I totally overlooked the process aspect of it. Makes sense.

It's just that it feels so weird to call a simple software update a recall...

Then again, cars getting OTA software updates are ever weirder - and frankly kind of creepy - to this gen-Xer. Internet-connected cars is a major reason why I'm balking at buying that EV I'd like to buy and I keep my old diesel car.

[–] [email protected] 3 points 9 months ago (1 children)

I’ve had both a Toyota and a Honda recalled for software issues, and I’ve seen the actual recall notices for both. For the Toyota (a hybrid) the recall notice and a letter came in the mail explaining that I’d get a usb stick in the mail. A few weeks later I got it along with instructions on how to install it. It basically said to plug it into the car, turn the car on, then wait about 10 minutes until you saw a certain message.

The Honda was a huge pain. For a few years I would find the battery was dead after a long drive. It was very intermittent. Three mechanics and 2 batteries later it was still happening. Dealer mechanics were no help either. Eventually I posted the symptoms on a Honda enthusiasts forum, and within a few days I was pointed to two different recall notices that described my problem perfectly. They were software bugs in the ECU that would cause the alternator to be disabled occasionally when it shouldn’t. The only problem is the range of VINs on those recalls didn’t match my car.

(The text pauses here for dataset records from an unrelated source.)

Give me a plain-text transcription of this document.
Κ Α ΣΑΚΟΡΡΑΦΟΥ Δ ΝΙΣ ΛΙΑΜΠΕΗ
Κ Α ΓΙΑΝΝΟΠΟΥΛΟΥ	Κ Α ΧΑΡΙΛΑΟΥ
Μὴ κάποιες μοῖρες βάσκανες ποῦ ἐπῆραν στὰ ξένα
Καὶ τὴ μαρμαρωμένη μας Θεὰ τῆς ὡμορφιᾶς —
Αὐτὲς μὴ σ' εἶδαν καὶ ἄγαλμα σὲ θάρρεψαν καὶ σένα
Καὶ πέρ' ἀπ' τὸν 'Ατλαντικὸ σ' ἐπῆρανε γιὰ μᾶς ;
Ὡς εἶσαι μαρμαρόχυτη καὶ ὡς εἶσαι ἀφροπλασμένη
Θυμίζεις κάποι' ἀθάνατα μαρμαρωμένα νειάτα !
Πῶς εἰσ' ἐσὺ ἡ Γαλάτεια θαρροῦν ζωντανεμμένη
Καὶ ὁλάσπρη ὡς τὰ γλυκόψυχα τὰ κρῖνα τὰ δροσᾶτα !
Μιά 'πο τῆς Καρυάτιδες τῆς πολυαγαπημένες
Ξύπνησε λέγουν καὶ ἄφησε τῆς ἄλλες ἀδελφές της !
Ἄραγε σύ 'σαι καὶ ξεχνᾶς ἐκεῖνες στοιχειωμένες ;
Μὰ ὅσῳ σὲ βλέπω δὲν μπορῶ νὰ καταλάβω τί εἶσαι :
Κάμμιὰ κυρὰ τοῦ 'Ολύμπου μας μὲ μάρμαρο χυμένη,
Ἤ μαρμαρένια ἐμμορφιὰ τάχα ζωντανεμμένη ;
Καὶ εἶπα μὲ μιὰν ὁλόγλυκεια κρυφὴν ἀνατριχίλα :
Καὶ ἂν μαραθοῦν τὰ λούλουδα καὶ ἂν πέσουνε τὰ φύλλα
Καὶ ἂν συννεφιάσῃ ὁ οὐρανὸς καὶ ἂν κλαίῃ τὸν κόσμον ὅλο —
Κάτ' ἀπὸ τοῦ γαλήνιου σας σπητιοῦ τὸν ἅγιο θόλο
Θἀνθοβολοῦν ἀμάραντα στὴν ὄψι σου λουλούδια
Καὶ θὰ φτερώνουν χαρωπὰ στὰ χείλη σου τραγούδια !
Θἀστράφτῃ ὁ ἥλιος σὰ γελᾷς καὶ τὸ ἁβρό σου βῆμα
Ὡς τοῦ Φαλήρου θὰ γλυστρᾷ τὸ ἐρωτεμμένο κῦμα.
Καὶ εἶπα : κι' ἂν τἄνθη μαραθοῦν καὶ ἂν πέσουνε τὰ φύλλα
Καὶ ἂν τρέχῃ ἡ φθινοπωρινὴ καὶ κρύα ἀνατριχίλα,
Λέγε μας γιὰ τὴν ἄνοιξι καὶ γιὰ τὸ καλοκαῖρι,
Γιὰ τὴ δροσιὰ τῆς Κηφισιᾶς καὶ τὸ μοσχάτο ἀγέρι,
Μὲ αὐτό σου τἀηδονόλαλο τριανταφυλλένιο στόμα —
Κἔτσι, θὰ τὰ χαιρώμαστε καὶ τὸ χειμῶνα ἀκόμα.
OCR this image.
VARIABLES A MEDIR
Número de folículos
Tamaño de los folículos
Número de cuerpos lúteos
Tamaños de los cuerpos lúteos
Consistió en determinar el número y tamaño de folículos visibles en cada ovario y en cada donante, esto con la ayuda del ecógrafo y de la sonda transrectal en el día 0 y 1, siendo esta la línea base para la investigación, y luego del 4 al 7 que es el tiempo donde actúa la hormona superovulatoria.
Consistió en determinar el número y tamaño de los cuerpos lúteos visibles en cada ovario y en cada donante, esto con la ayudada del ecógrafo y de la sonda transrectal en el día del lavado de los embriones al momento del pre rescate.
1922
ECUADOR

I took printouts of the recalls to a dealer, they checked and confirmed my car had the buggy ECU software. They updated it, and I never had that problem again.

[–] [email protected] 5 points 9 months ago* (last edited 9 months ago) (1 children)

A recall is what they have to legally call it in the automotive world, that's why they keep calling them recalls.

[–] [email protected] 4 points 9 months ago

Thanks! I wasn't aware. I learned something today 🙂

[–] [email protected] 1 points 9 months ago (2 children)

Stupid, because some of their rear turn signals is just a small thin line, I've mistaken it as a brake light several times. I hate tesla's "ingenuity" and their stupid caterpillar lights.

[–] [email protected] 4 points 9 months ago (1 children)

This has nothing to do with that. It’s literally about the icon sizes on the screen. The actual outside lights were approved well before the first car rolled off the line. This “recall” is fixed by a minor software update. Please don’t fall for the clickbait FUD.

[–] [email protected] 1 points 9 months ago

I didn't fall for the click bait, I know it's for the cluster notification sizes. I'm saying that I think their tail lights are stupid, and how they passed safety blows my mind.

[–] [email protected] 1 points 9 months ago (1 children)

North America should really make separate amber turn signals mandatory, but that is not what this software update is about.

[–] [email protected] 2 points 9 months ago

Here is an alternative Piped link(s):

separate amber turn signals

Piped is a privacy-respecting open-source alternative frontend to YouTube.

I'm open-source; check me out at GitHub.

[–] [email protected] -4 points 9 months ago

Of all the things they should do a recall for…

It would behoove them to just fix all the shit at once. They are def going to have to do this again.